Un sujet qui méritait plus, plus de tranchant, plus de réalité, car tout ici est bien trop fade et insipide…

 » A la sortie du tribunal, les gestes d’amants et de réconfort ont disparu.

Je suis condamné à quatre mois de prison avec sursis pour violence conjugale, assortis d’une mise à l’épreuve de dix-huit mois et d’une injonction de soins.

J’ai trente-trois ans.  »

 

Titre VF : Benie soit Sixtine

Autrice : Maylis Adhémar

Editions Julliard, 2020.

Genre : Littérature contemporaine

Résumé :

 » Sixtine, jeune femme très pieuse, rencontre Pierre- Louis, en qui elle voit un époux idéal, partageant les mêmes valeurs qu’elle. Très vite, ils se marient dans le rite catholique traditionnel et emménagent à Nantes. Mais leur nuit de noces s’est révélée un calvaire, et l’arrivée prochaine d’un héritier, qui devrait être une bénédiction, s’annonce pour elle comme un chemin de croix. Jusqu’à ce qu’un événement tragique la pousse à ouvrir les yeux et à entrevoir une autre vérité.

Bénie soit Sixtine est avant tout l’histoire d’un éveil et d’une émancipation. Entre thriller psychologique et récit d’initiation, ce premier roman décrit l’emprise exercée par une famille d’extrémistes sur une jeune femme vulnérable et la toxicité d’un milieu pétri de convictions rétrogrades.

Un magnifique plaidoyer pour la tolérance et la liberté, qui dénonce avec force le dévoiement de la religion par les fondamentalistes.  »

Chronique :

Un livre qui flirte avec le thriller psychologique et domestique.

Dans un milieu bourgeois et catholique, Sixtine se marie avec Pierre-Louis, lui aussi issu d’une lignée prestigieuse. Un beau mariage, qu’il faut couronner par de beaux et nombreux enfants. La belle-famille veille à ne rien laisser au hasard, jusqu’au prénom de la future progéniture. Sixtine doit se plier aux règles, sous peine de voir son conte de fées réduit en poussière.

Une écriture qui emprisonne le lecteur dans ses filets et dans les pages des nombreuses prières que Sixtine récite. Nous suivons ce personnage féminin, naïf, qui ne connaît rien à la sexualité et la vie de couple, puisqu’on ne lui a jamais expliqué. Un personnage contemporain, qui malheureusement, ne s’associe pas totalement à son temps. L’histoire se passe en 2012 et veut rendre compte du décalage profond des familles bourgeoises vivant encore dans les règles d’un autre siècle. Mais tout est beaucoup trop surfait, comment croire que Sixtine ne se soit jamais posé de questions ?

Dommage car l’ambiance que l’autrice instaure est parfaitement glauque à souhait et aurait mérité une autre tournure. Notamment lorsqu’elle insère une intrigue autour de Pierre-Louis qui donne du mordant à l’histoire, mais qui n’est pas suffisamment développée.

 

Décembre 2014,

 » Mon Père, je m’abandonne à vous,

Je m’abandonne,

à ma propre décision.

Mon choix.  »

 

Titre VF : L’autre Rimbaud

Auteur : David Le Bailly

Editions L’Iconoclaste, 2020.

Genre : Historique, Art, Littérature contemporaine

Résumé :

 » Une révélation sur l’un des plus grands mythes de la littérature française Un roman singulier où la fiction se mêle à l’enquête.

La photo est célèbre. Celle d’un premier communiant, cheveux ramenés sur le côté, regard qui défie l’objectif. Ce garçon-là s’appelle Arthur Rimbaud. Ce qu’on ignore, c’est que, sur la photo d’origine, pose à côté de lui son frère aîné, Frédéric.

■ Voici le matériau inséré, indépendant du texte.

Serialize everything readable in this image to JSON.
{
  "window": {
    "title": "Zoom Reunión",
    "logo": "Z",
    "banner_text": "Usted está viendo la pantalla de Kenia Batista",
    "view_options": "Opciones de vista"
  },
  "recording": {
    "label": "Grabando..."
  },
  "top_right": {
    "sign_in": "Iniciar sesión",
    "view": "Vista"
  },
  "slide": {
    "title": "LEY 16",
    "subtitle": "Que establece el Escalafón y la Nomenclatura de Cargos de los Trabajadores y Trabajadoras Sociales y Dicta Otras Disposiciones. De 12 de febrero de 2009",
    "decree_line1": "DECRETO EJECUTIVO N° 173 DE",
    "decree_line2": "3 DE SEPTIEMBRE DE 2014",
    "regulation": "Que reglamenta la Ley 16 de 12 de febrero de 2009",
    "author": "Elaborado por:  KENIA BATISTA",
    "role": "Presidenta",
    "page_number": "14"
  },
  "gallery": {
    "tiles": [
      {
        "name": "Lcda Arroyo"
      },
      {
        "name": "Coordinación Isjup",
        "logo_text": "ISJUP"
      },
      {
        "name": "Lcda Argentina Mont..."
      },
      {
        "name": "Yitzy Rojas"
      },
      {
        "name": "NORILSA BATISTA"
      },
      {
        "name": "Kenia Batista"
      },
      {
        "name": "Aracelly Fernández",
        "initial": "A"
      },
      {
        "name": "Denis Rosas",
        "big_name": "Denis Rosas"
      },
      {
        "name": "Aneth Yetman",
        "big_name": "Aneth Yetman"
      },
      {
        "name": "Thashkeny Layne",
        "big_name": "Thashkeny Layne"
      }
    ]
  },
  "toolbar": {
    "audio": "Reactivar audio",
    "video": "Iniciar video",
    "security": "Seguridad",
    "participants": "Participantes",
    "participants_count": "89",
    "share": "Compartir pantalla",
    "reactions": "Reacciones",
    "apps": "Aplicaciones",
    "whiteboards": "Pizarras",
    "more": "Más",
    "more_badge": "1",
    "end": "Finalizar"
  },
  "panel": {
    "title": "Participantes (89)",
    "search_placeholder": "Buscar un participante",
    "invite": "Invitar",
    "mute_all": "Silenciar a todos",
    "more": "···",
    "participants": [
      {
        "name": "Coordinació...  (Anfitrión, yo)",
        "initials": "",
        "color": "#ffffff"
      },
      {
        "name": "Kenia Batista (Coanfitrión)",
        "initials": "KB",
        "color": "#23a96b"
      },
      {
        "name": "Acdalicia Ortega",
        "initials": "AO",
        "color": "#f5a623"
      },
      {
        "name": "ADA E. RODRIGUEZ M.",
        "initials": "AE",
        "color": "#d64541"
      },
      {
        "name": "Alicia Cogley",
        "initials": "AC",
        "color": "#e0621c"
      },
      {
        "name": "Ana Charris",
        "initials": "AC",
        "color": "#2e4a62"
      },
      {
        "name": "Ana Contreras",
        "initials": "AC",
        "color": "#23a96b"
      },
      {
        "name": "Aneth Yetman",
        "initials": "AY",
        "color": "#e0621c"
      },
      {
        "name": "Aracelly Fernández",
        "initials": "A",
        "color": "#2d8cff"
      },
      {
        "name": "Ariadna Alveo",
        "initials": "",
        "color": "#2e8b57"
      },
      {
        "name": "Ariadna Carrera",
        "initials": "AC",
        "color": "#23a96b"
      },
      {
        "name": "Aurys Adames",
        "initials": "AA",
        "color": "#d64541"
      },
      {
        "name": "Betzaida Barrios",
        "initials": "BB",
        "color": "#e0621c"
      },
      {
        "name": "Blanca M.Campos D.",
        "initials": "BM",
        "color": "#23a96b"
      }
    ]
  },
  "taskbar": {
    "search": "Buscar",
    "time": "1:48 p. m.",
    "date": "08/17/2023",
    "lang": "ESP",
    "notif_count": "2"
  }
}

Cet autre Rimbaud a été volontairement rayé de l’image, comme il a été oublié par les plus grands spécialistes du poète. Pourtant, les deux frères furent d’abord fusionnels, compagnons d’ennui dans leurs Ardennes natales, auprès d’une mère acariâtre abandonnée par son mari. Puis leurs chemins se sont séparés. L’un a été élevé au rang de génie, tandis que l’autre, conducteur de calèche vu comme un raté, fut ostracisé par sa famille, gommé de la correspondance d’Arthur et dépossédé des droits sur son oeuvre.

Alors qu’on croyait tout savoir de la famille Rimbaud, il restait donc ce secret, que David Le Bailly nous dévoile dans un livre unique, jonglant entre enquête et roman. Durant plusieurs mois, il s’est plongé dans les archives, a arpenté les rues de Charleville et les paysages sans relief du sud des Ardennes, retrouvant même les rares descendants de Frédéric Rimbaud. Entre les pages, l’auteur vient habilement glisser sa voix de fils unique pour s’interroger sur la complexité des rapports familiaux.  »

Chronique :

Arthur Rimbaud. Le mythe du poète maudit. Mais que sait-on de son frère, Frédéric Rimbaud ? On le dit raté et imbécile, mais qui était-il vraiment ?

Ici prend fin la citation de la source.